The causes of epistaxis are classified into local and systemic factors. Local factors include trauma, surgical procedures, nasal and sinus inflammation, nasal septal lesions, nasal tumors, anatomical variations, and vascular malformations. Systemic factors include coagulation disorders (e.g., blood disorders, liver and kidney dysfunction, use of nonsteroidal anti-inflammatory drugs, excessive alcohol consumption), cardiovascular diseases, acute infectious diseases, endocrine disorders, and hereditary hemorrhagic telangiectasia. In children, common causes of epistaxis include nasal dryness, allergies, nasal foreign bodies, blood disorders, kidney diseases, and unbalanced diets.

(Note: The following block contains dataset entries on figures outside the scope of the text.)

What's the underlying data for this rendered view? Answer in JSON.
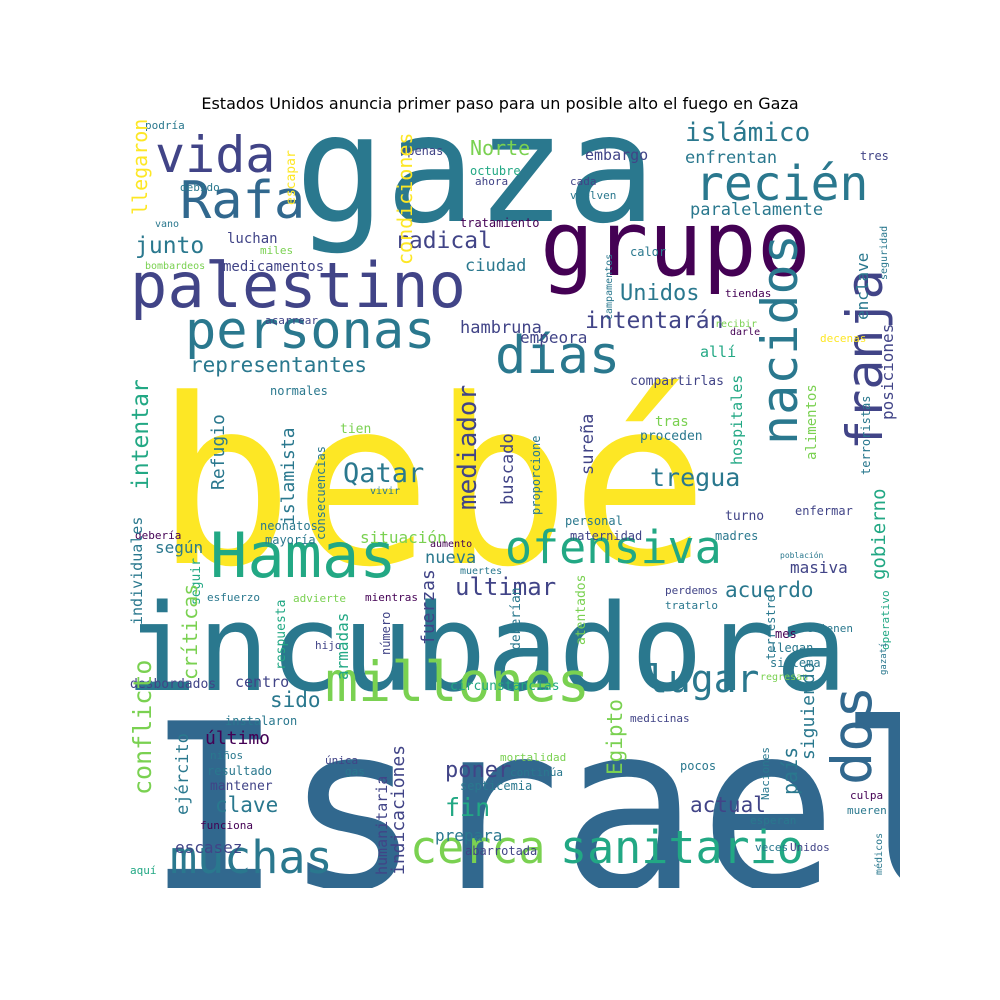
{
  "title": "Estados Unidos anuncia primer paso para un posible alto el fuego en Gaza",
  "colors": {
    "yellow": "#fde725",
    "lightgreen": "#7ad151",
    "green": "#22a884",
    "teal": "#2a788e",
    "blue": "#31688e",
    "indigo": "#414487",
    "purple": "#440154"
  },
  "words": [
    {
      "text": "bebé",
      "color": "yellow"
    },
    {
      "text": "Israel",
      "color": "blue"
    },
    {
      "text": "gaza",
      "color": "teal"
    },
    {
      "text": "incubadora",
      "color": "teal"
    },
    {
      "text": "grupo",
      "color": "purple"
    },
    {
      "text": "palestino",
      "color": "indigo"
    },
    {
      "text": "Hamas",
      "color": "green"
    },
    {
      "text": "millones",
      "color": "lightgreen"
    },
    {
      "text": "nacidos",
      "color": "teal"
    },
    {
      "text": "franja",
      "color": "indigo"
    },
    {
      "text": "ofensiva",
      "color": "green"
    },
    {
      "text": "sanitario",
      "color": "green"
    },
    {
      "text": "muchas",
      "color": "teal"
    },
    {
      "text": "cerca",
      "color": "lightgreen"
    },
    {
      "text": "personas",
      "color": "teal"
    },
    {
      "text": "días",
      "color": "teal"
    },
    {
      "text": "dos",
      "color": "blue"
    },
    {
      "text": "Rafa",
      "color": "blue"
    },
    {
      "text": "vida",
      "color": "indigo"
    },
    {
      "text": "recién",
      "color": "teal"
    },
    {
      "text": "lugar",
      "color": "teal"
    },
    {
      "text": "islámico",
      "color": "teal"
    },
    {
      "text": "Norte",
      "color": "lightgreen"
    },
    {
      "text": "embargo",
      "color": "indigo"
    },
    {
      "text": "enfrentan",
      "color": "teal"
    },
    {
      "text": "paralelamente",
      "color": "teal"
    },
    {
      "text": "radical",
      "color": "indigo"
    },
    {
      "text": "Unidos",
      "color": "teal"
    },
    {
      "text": "intentarán",
      "color": "indigo"
    },
    {
      "text": "ciudad",
      "color": "teal"
    },
    {
      "text": "hambruna",
      "color": "indigo"
    },
    {
      "text": "empeora",
      "color": "indigo"
    },
    {
      "text": "junto",
      "color": "teal"
    },
    {
      "text": "luchan",
      "color": "indigo"
    },
    {
      "text": "medicamentos",
      "color": "indigo"
    },
    {
      "text": "representantes",
      "color": "teal"
    },
    {
      "text": "allí",
      "color": "green"
    },
    {
      "text": "compartirlas",
      "color": "indigo"
    },
    {
      "text": "normales",
      "color": "teal"
    },
    {
      "text": "acarrear",
      "color": "indigo"
    },
    {
      "text": "Qatar",
      "color": "teal"
    },
    {
      "text": "tregua",
      "color": "teal"
    },
    {
      "text": "tras",
      "color": "lightgreen"
    },
    {
      "text": "proceden",
      "color": "teal"
    },
    {
      "text": "tien",
      "color": "lightgreen"
    },
    {
      "text": "situación",
      "color": "lightgreen"
    },
    {
      "text": "según",
      "color": "teal"
    },
    {
      "text": "acuerdo",
      "color": "teal"
    },
    {
      "text": "ultimar",
      "color": "indigo"
    },
    {
      "text": "nueva",
      "color": "teal"
    },
    {
      "text": "masiva",
      "color": "indigo"
    },
    {
      "text": "enfermar",
      "color": "indigo"
    },
    {
      "text": "turno",
      "color": "indigo"
    },
    {
      "text": "madres",
      "color": "teal"
    },
    {
      "text": "personal",
      "color": "teal"
    },
    {
      "text": "maternidad",
      "color": "indigo"
    },
    {
      "text": "aumento",
      "color": "purple"
    },
    {
      "text": "muertes",
      "color": "teal"
    },
    {
      "text": "perdemos",
      "color": "indigo"
    },
    {
      "text": "tratarlo",
      "color": "teal"
    },
    {
      "text": "población",
      "color": "teal"
    },
    {
      "text": "neonatos",
      "color": "teal"
    },
    {
      "text": "debería",
      "color": "purple"
    },
    {
      "text": "mayoría",
      "color": "teal"
    },
    {
      "text": "vivir",
      "color": "teal"
    },
    {
      "text": "esfuerzo",
      "color": "teal"
    },
    {
      "text": "advierte",
      "color": "lightgreen"
    },
    {
      "text": "mientras",
      "color": "purple"
    },
    {
      "text": "hijo",
      "color": "indigo"
    },
    {
      "text": "mes",
      "color": "purple"
    },
    {
      "text": "retienen",
      "color": "teal"
    },
    {
      "text": "llegan",
      "color": "teal"
    },
    {
      "text": "sistema",
      "color": "teal"
    },
    {
      "text": "regresan",
      "color": "lightgreen"
    },
    {
      "text": "desbordados",
      "color": "indigo"
    },
    {
      "text": "centro",
      "color": "indigo"
    },
    {
      "text": "sido",
      "color": "teal"
    },
    {
      "text": "circunstancias",
      "color": "green"
    },
    {
      "text": "instalaron",
      "color": "teal"
    },
    {
      "text": "último",
      "color": "purple"
    },
    {
      "text": "niños",
      "color": "teal"
    },
    {
      "text": "resultado",
      "color": "teal"
    },
    {
      "text": "mantener",
      "color": "indigo"
    },
    {
      "text": "funciona",
      "color": "purple"
    },
    {
      "text": "escasez",
      "color": "indigo"
    },
    {
      "text": "medicinas",
      "color": "indigo"
    },
    {
      "text": "mortalidad",
      "color": "lightgreen"
    },
    {
      "text": "única",
      "color": "indigo"
    },
    {
      "text": "gas",
      "color": "teal"
    },
    {
      "text": "continúa",
      "color": "teal"
    },
    {
      "text": "septicemia",
      "color": "teal"
    },
    {
      "text": "pocos",
      "color": "teal"
    },
    {
      "text": "poner",
      "color": "indigo"
    },
    {
      "text": "fin",
      "color": "green"
    },
    {
      "text": "prepara",
      "color": "teal"
    },
    {
      "text": "clave",
      "color": "teal"
    },
    {
      "text": "actual",
      "color": "indigo"
    },
    {
      "text": "culpa",
      "color": "purple"
    },
    {
      "text": "mueren",
      "color": "teal"
    },
    {
      "text": "esperan",
      "color": "teal"
    },
    {
      "text": "abarrotada",
      "color": "indigo"
    },
    {
      "text": "veces",
      "color": "teal"
    },
    {
      "text": "Unidos",
      "color": "indigo"
    },
    {
      "text": "aquí",
      "color": "green"
    },
    {
      "text": "podría",
      "color": "teal"
    },
    {
      "text": "debido",
      "color": "teal"
    },
    {
      "text": "vano",
      "color": "teal"
    },
    {
      "text": "apenas",
      "color": "indigo"
    },
    {
      "text": "octubre",
      "color": "green"
    },
    {
      "text": "ahora",
      "color": "indigo"
    },
    {
      "text": "cada",
      "color": "indigo"
    },
    {
      "text": "vuelven",
      "color": "teal"
    },
    {
      "text": "tratamiento",
      "color": "purple"
    },
    {
      "text": "miles",
      "color": "lightgreen"
    },
    {
      "text": "bombardeos",
      "color": "lightgreen"
    },
    {
      "text": "calor",
      "color": "teal"
    },
    {
      "text": "tiendas",
      "color": "purple"
    },
    {
      "text": "recibir",
      "color": "lightgreen"
    },
    {
      "text": "decenas",
      "color": "yellow"
    },
    {
      "text": "darle",
      "color": "purple"
    },
    {
      "text": "tres",
      "color": "indigo"
    },
    {
      "text": "llegaron",
      "color": "yellow"
    },
    {
      "text": "escapar",
      "color": "yellow"
    },
    {
      "text": "condiciones",
      "color": "yellow"
    },
    {
      "text": "campamentos",
      "color": "teal"
    },
    {
      "text": "enclave",
      "color": "teal"
    },
    {
      "text": "seguridad",
      "color": "teal"
    },
    {
      "text": "posiciones",
      "color": "indigo"
    },
    {
      "text": "intentar",
      "color": "green"
    },
    {
      "text": "Refugio",
      "color": "teal"
    },
    {
      "text": "islamista",
      "color": "teal"
    },
    {
      "text": "consecuencias",
      "color": "teal"
    },
    {
      "text": "mediador",
      "color": "indigo"
    },
    {
      "text": "buscado",
      "color": "indigo"
    },
    {
      "text": "proporcione",
      "color": "teal"
    },
    {
      "text": "sureña",
      "color": "indigo"
    },
    {
      "text": "hospitales",
      "color": "green"
    },
    {
      "text": "alimentos",
      "color": "lightgreen"
    },
    {
      "text": "terroristas",
      "color": "teal"
    },
    {
      "text": "gobierno",
      "color": "green"
    },
    {
      "text": "individuales",
      "color": "teal"
    },
    {
      "text": "seguir",
      "color": "green"
    },
    {
      "text": "críticas",
      "color": "lightgreen"
    },
    {
      "text": "respuesta",
      "color": "green"
    },
    {
      "text": "armadas",
      "color": "green"
    },
    {
      "text": "número",
      "color": "indigo"
    },
    {
      "text": "fuerzas",
      "color": "indigo"
    },
    {
      "text": "deberían",
      "color": "teal"
    },
    {
      "text": "atentados",
      "color": "lightgreen"
    },
    {
      "text": "terrestre",
      "color": "teal"
    },
    {
      "text": "operativo",
      "color": "green"
    },
    {
      "text": "gazatí",
      "color": "teal"
    },
    {
      "text": "conflicto",
      "color": "lightgreen"
    },
    {
      "text": "ejército",
      "color": "teal"
    },
    {
      "text": "humanitaria",
      "color": "indigo"
    },
    {
      "text": "indicaciones",
      "color": "indigo"
    },
    {
      "text": "Egipto",
      "color": "lightgreen"
    },
    {
      "text": "país",
      "color": "teal"
    },
    {
      "text": "siguiendo",
      "color": "teal"
    },
    {
      "text": "Naciones",
      "color": "teal"
    },
    {
      "text": "médicos",
      "color": "teal"
    }
  ]
}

The severity of epistaxis depends on the underlying cause. Mild cases may manifest as intermittent blood-streaked mucus (e.g., in conditions such as atrophic rhinitis or early-stage nasopharyngeal carcinoma) or minor dripping of blood. More severe cases involve active bleeding, with some cases presenting as profuse hemorrhage. In the most severe cases, bleeding may be arterial and spurting, potentially leading to hypovolemic shock or life-threatening conditions (e.g., as in ruptures of the internal carotid artery forming aneurysms or carotid-cavernous fistulas, or late-stage nasopharyngeal carcinoma).
A thorough history should be obtained for patients with epistaxis, including the initial side of bleeding, the volume and duration of bleeding, associated symptoms, history of nasal diseases, lifestyle habits, and any systemic conditions. Regardless of the cause, careful inspection of the nasal cavity under nasal endoscopy is recommended whenever possible to identify the bleeding site. In cases where routine treatment fails, bleeding from the posterior or hidden areas of the nasal cavity should be assessed, with special attention to areas such as the olfactory cleft, the posterior-superior region of the middle meatus, and the posterior vault beneath the sphenoethmoidal recess.